By contrast, the majority’s reasoning in the instant case both negates the Plan’s requirement that the election form be “received” in order to be effective and imposes on the Plan Administrator the majority’s own contrary interpretation of the receipt requirement. It is not merely, as the majority asserts, “a tool for determining, in the face of inconclusive evidence, whether or not receipt has actually been accomplished.” Maj. op. at 961. The Plan requires that the election form be received by the Service Center. The Service Center had no record of having received the form. The Plan Administrator determined that this meant that the form was not received and so was not in effect. This interpretation of the receipt requirement is neither arbitrary nor unreasonable and should be upheld.6 I therefore respectfully dissent.

. This assumes that the Plan Administrator is responsible for both funding and paying claims, an assumption that is open to question. In Winters v. Costco Wholesale Corp., 49 F.3d 550 (9th Cir.1995), the case on which the district court relied in deciding to apply a less deferential standard of review, the plan at issue was the employer's "self-insured ERISA health benefits plan.” Id. at 552 (emphasis added).

. The majority's generalized allegations, see maj. op. at 960 n. 2, are similarly insufficient to support application of the less deferential standard of review. See Atwood, 45 F.3d at 1323.

.The Hensley court was applying the arbitrary and capricious standard of review, which the court described as "interchangeabl[e]” with the abuse of discretion standard. Hensley v. Northwest Permanente P.C. Ret. Plan & Trust, 258 F.3d 986, 994 n. 4 (9th Cir.2001). "Any difference between the two standards ... is in name only.” Id.

. In Hensley, the plan administrators interpreted the term “employee” as a “W-2” employee for Internal Revenue Service purposes, even though the term was not defined as such in the plan.
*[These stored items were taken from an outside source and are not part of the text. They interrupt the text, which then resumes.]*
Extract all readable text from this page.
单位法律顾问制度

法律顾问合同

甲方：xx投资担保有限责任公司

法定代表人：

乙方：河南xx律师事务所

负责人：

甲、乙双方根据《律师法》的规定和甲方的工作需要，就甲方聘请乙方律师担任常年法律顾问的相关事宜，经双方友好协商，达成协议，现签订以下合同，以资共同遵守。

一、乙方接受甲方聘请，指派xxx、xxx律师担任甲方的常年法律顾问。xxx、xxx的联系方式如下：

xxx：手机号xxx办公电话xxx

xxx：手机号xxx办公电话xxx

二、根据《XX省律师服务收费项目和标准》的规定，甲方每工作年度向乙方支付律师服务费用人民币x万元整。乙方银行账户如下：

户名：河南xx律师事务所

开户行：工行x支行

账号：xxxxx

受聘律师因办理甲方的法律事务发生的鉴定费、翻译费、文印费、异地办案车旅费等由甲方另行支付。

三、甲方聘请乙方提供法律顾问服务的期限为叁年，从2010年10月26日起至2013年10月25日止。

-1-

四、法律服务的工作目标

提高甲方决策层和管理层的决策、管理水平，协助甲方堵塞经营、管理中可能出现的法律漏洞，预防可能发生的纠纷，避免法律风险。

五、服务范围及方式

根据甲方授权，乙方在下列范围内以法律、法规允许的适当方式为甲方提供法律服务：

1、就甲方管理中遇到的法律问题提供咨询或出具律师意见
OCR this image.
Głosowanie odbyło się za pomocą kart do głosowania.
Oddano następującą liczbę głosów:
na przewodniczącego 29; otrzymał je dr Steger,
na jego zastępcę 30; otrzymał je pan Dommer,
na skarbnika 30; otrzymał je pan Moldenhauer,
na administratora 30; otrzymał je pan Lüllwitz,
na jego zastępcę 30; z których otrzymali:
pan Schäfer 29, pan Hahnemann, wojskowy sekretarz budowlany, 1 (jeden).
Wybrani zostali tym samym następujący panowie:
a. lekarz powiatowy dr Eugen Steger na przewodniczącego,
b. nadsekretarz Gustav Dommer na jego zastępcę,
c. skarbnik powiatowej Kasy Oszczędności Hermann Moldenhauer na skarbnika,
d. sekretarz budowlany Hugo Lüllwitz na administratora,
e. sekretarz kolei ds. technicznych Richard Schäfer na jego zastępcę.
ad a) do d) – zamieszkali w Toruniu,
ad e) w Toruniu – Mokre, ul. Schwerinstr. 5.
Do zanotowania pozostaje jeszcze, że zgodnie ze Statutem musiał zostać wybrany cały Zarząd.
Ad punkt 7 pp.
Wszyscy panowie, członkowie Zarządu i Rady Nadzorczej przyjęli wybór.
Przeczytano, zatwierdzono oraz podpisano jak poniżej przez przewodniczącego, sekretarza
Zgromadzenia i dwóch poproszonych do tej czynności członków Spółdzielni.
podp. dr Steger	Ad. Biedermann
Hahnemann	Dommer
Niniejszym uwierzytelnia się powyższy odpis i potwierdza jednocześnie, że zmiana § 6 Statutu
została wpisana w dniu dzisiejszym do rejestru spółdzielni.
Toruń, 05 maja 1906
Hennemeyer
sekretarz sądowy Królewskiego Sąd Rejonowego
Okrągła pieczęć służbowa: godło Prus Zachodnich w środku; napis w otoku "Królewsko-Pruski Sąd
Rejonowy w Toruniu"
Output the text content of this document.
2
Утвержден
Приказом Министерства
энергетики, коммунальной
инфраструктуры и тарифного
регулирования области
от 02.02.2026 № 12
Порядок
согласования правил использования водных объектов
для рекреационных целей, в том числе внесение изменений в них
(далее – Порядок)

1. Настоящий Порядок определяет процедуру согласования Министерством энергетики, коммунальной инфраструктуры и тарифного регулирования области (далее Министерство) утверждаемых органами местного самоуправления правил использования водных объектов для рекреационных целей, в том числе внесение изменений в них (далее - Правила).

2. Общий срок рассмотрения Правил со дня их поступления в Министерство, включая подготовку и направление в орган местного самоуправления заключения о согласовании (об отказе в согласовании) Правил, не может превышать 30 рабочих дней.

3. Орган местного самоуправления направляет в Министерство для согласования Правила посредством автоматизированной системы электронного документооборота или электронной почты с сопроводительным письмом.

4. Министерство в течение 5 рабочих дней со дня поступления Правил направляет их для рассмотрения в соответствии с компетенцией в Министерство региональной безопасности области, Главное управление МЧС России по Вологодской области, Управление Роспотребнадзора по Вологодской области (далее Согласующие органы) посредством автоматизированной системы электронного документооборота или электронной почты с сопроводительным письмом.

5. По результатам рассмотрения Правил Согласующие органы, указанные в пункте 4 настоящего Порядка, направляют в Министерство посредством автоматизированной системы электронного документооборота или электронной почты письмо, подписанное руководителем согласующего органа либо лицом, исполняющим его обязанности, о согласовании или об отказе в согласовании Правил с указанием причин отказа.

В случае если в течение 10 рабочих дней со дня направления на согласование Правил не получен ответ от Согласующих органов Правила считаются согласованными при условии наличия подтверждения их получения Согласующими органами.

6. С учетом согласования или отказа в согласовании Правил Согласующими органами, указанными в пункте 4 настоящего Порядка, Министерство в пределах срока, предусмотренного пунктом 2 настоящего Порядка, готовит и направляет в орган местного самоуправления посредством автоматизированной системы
The district court decided that the administrators had abused their discretion by applying the W-2 definition, rather than the common law definition of "employee.” On appeal, we reversed that aspect of the district court's decision, holding that the administrators were not required to apply the federal common law definition of the term. 258 F.3d at 1001.

. The majority concludes that because the Plan relied “only on the fact that the form is not presently contained in its record,” to find non-receipt,, the evidence was somehow insufficient and inconsistent with ERISA. Maj. op. at 963 (emphasis added). But what else can a custodian of a record rely on, except on . the record's absence, to prove non-receipt? Contrary to the majority's reasoning, it is a well-established and long-accepted evidentia-ry rule that the absence of a communication is proof that it was never received. See Fed.R.Evid. 803(7) (providing that "evidence that a matter is not included in [regularly kept] records” is admissible "to prove the nonoccu-rence or nonexistence of the matter”); United States v. De Georgia, 420 F.2d 889, 892-93 (9th Cir.1969) (same).

. Imposing the use of a common law presumption in the circumstances of this case goes beyond reviewing the Plan Administrator’s decision for an abuse of discretion. It is unprecedented in that we are taking on a supervisory role not given to us by ERISA. Imposing such a requirement is no different than prohibiting an ERISA plan from relying on hearsay in making decisions or imposing other rules of evidence. I respectfully suggest that review for abuse of discretion does not *969include such supervisory authority to impose rules of decision to govern ERISA decision-making.